C'est cela seulement qui est un appel irrésistible
à la conversion, parce que rien n'est plus urgent que
de prendre soin de Dieu. Nous nous plaignons de la déchristianisation
du monde. Nous nous plaignons de l'athéisme, de la
révolte. Qu'est-ce que nous faisons pour rendre Dieu
présent au monde ? Qu'est-ce que nous faisons pour
rayonner le vrai visage du Christ ? Qu'est-ce que nous faisons
pour rendre la vie humaine plus grande, plus noble, plus libre
et plus belle ? Rien n'est plus urgent pour nous que d'entrer
dans cette mission.
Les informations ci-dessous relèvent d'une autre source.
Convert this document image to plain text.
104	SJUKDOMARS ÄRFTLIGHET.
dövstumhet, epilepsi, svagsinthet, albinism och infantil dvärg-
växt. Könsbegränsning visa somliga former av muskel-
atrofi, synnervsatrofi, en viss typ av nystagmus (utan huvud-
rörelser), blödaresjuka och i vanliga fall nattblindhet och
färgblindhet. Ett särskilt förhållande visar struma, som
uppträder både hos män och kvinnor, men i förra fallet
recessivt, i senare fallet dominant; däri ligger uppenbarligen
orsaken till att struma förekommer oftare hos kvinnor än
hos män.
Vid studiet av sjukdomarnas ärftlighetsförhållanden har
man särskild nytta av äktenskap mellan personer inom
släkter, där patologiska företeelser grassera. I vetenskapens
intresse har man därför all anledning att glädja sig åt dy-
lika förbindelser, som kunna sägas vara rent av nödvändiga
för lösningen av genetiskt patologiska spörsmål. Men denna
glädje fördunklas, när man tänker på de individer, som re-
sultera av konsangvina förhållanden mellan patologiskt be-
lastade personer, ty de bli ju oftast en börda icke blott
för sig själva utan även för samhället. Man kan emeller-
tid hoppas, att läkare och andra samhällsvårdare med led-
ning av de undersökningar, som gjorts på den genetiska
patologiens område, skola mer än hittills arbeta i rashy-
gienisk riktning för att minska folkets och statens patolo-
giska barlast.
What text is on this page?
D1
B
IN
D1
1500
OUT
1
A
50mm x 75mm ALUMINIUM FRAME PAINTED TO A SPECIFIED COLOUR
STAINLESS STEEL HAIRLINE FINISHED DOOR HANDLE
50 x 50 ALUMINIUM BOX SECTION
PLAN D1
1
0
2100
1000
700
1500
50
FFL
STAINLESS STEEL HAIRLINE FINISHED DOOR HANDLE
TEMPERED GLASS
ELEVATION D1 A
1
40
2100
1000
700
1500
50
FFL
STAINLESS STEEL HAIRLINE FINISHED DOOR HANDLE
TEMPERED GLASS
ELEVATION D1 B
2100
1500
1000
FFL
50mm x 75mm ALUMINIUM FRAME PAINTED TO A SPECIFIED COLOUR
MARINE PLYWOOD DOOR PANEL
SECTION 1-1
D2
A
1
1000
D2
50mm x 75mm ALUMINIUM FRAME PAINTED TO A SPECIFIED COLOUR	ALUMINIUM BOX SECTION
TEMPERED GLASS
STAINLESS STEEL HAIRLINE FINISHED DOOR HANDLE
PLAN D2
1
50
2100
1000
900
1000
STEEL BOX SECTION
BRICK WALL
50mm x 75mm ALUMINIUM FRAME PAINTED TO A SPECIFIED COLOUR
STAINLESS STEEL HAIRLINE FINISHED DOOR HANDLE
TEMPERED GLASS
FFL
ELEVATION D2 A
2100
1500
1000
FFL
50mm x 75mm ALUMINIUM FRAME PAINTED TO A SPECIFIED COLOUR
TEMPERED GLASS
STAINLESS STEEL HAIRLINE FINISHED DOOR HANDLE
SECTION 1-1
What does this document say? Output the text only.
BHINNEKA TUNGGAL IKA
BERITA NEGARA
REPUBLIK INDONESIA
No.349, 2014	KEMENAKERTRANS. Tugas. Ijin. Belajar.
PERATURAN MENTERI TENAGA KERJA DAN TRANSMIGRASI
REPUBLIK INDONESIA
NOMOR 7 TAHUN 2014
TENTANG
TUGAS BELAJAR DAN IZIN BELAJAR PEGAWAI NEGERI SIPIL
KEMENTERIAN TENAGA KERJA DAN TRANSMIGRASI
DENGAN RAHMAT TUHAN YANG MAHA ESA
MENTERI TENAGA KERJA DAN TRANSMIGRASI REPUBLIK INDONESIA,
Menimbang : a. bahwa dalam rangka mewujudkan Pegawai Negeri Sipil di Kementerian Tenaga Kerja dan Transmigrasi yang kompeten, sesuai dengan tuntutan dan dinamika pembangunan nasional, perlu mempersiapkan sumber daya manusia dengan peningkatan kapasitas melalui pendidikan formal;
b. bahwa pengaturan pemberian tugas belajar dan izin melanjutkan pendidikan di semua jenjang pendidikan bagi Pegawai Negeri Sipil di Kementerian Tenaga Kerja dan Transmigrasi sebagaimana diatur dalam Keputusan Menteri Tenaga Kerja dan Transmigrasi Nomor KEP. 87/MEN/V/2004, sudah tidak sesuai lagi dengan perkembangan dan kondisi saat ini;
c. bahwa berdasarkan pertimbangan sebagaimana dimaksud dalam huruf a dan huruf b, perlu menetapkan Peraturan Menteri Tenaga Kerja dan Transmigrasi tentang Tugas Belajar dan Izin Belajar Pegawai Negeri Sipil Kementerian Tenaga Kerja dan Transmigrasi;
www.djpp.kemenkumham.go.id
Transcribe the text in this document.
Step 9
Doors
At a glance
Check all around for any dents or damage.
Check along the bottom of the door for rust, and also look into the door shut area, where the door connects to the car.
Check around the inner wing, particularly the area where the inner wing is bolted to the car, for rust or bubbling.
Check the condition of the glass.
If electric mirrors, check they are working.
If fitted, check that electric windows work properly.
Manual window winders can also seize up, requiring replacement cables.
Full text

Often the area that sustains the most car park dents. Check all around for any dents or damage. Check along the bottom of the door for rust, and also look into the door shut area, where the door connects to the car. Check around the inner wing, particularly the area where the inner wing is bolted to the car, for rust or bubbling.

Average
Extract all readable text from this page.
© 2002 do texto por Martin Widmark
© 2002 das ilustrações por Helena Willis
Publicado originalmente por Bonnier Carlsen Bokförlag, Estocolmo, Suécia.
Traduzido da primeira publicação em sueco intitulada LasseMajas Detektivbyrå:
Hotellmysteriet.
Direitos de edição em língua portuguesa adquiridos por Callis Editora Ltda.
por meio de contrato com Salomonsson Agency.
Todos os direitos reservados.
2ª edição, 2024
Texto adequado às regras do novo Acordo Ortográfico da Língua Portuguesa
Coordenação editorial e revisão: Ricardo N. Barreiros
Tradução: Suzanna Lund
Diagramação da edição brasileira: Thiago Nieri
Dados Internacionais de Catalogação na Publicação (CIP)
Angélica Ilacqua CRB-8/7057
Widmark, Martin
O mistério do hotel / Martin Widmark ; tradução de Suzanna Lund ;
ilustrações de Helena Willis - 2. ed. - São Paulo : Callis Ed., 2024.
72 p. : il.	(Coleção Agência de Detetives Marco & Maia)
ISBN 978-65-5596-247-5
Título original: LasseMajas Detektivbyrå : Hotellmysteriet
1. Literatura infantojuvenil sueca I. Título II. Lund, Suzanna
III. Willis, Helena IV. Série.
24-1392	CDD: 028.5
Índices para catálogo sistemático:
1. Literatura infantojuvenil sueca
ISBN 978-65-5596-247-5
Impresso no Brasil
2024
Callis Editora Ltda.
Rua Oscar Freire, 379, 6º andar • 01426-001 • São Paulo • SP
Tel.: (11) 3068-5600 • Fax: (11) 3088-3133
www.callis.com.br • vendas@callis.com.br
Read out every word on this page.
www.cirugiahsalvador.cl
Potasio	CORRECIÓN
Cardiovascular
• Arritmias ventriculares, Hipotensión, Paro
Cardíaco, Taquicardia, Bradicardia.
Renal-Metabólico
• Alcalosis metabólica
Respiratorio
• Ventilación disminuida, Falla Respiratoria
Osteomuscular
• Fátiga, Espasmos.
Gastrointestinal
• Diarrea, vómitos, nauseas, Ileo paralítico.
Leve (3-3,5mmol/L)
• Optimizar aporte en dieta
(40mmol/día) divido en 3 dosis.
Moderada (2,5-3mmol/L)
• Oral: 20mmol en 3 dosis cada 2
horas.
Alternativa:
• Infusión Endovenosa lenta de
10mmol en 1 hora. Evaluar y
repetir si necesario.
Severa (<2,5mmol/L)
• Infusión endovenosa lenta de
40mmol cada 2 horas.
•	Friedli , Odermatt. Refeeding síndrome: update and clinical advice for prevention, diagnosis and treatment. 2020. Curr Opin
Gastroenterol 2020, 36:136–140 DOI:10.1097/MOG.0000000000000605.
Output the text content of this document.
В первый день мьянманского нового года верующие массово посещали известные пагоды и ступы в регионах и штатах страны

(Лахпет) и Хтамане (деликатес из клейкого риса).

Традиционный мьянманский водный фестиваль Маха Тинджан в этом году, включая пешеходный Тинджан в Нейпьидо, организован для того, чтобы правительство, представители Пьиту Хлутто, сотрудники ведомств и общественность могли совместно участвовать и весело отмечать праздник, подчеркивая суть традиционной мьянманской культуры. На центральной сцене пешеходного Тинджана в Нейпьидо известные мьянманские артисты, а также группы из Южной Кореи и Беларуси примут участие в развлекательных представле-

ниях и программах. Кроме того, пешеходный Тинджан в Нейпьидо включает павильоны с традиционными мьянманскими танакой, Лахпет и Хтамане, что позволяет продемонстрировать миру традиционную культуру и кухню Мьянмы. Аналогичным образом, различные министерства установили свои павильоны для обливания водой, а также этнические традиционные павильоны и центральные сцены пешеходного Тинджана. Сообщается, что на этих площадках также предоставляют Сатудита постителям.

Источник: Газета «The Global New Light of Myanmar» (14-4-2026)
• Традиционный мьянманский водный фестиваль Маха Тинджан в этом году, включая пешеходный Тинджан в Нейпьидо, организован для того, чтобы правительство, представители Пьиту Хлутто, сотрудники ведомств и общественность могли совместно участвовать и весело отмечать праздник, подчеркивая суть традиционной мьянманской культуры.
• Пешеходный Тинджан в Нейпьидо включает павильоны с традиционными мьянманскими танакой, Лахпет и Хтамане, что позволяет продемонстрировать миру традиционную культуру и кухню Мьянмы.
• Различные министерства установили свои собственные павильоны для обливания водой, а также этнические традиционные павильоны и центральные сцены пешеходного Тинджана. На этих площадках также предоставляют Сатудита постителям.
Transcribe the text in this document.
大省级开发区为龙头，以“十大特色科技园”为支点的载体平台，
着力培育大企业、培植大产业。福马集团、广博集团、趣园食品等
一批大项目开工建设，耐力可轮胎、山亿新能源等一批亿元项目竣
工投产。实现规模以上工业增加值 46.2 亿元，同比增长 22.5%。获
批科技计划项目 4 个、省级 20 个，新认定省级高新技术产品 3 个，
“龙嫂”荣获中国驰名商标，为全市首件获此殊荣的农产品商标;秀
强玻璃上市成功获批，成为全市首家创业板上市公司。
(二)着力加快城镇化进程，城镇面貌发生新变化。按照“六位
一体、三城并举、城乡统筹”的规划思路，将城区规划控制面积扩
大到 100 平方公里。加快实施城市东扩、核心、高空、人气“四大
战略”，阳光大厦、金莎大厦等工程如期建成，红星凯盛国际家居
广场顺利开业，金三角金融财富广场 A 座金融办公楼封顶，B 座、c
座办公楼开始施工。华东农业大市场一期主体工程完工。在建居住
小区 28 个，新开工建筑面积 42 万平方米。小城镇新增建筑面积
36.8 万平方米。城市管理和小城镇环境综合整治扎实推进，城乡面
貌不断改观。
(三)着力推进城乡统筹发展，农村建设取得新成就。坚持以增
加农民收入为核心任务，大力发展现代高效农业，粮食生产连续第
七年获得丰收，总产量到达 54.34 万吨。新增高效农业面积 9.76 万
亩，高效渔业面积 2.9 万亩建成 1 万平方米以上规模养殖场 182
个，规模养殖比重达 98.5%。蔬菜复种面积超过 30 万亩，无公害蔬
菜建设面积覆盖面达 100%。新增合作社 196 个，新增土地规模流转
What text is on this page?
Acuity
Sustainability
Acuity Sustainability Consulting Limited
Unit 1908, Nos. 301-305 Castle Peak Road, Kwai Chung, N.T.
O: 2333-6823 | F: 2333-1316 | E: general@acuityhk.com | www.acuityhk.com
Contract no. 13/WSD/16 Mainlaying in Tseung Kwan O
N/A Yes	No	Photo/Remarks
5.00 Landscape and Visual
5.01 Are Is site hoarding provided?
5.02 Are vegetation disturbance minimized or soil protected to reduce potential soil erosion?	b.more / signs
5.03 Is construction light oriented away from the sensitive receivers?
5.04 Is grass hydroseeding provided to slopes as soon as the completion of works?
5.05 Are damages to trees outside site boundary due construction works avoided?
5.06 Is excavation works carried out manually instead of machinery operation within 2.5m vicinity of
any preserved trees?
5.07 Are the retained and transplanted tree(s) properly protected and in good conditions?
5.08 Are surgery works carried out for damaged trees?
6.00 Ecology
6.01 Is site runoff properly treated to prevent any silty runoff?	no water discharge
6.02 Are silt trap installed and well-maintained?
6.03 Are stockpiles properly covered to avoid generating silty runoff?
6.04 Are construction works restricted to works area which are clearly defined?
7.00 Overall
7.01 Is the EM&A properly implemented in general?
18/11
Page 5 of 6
Rien n'est plus urgent pour nous que de
prendre soin de la vie divine. Notre-Seigneur a dit cette
parole : « Celui qui fait la volonté de Dieu
est mon frère et ma sœur et ma mère »
(Mc 3, 35).
Et ma mère... S'il faut donner à cette parole
de Jésus toute sa puissance, est-ce que notre vie tout
entière n'en sera pas radicalement transformée
? Si notre vocation, si la vocation de toute âme chrétienne
est de vivre la vocation de la Vierge Immaculée, si
nous avons à porter le Christ en nous comme elle l'a
porté, si nous avons à faire naître le
Christ comme il est né d'elle dans le mystère
de Noël, est-ce que notre vie ne sera pas radicalement
transformée ?
Si, à chaque instant, dans chaque rencontre, devant
chaque visage, si à chaque battement de notre cœur
nous avons ce souci de la naissance de Dieu dans l'humanité
d'aujourd'hui, est-ce que notre vie ne deviendra pas une prodigieuse
aventure ? Qu'est-ce qui peut donner une intensité
plus passionnante à notre existence que cette prise
de conscience de la vie divine confiée à notre
amour ?
Ah ! si nous pouvions, le temps qui nous reste à vivre,
garder au cœur et à l'esprit cette vision du Christ
agonisant qui nous appelle, du fond du Jardin de l'Agonie,
qui nous demande de passer une heure avec lui; si nous pouvions
être certains que le Dieu crucifié n'est crucifié
que par tous les refus d'amour et que seul l'amour peut guérir
ses blessures, à chaque instant nous aurions ce souci
de nous surmonter, de dépasser nos limites, d'émerger
de nos ténèbres et d'apporter, sans rien dire,
dans la vérité de notre amitié humaine
la Révélation de l'amitié divine.
Voilà ce que nous apprend le second jardin en nous
révélant le vrai visage de Dieu, en nous révélant
nous-même à nous-même et en nous appelant
à cette immense aventure de sauver Dieu de nous-même,
d'en révéler en nous toute l'immensité,
toute la beauté, toute la jeunesse et toute la joie
! Car, finalement, si le Christ est crucifié, ce n'est
pas pour enténébrer la vie éternelle,
c'est pour susciter l'amour qui réalisera enfin la
vocation de l'univers qui est une vocation de joie puisque,
avant même d'entrer dans le Jardin de l'Agonie, Jésus
nous dit cette parole qui est le testament que nous avons
à réaliser en prenant sur nous la Croix pour
l'épargner aux autres : « Je vous ai dit ces
choses pour que ma joie soit en vous et que votre joie soit
parfaite » (Jn 15, 11).
Beyrouth, 1972.
Maurice
Zundel. Le problème que nous sommes : La Trinité
dans notre vie, textes inédits choisis et présentés
par Paul Debains, Le Sarment-Fayard, Paris 2000.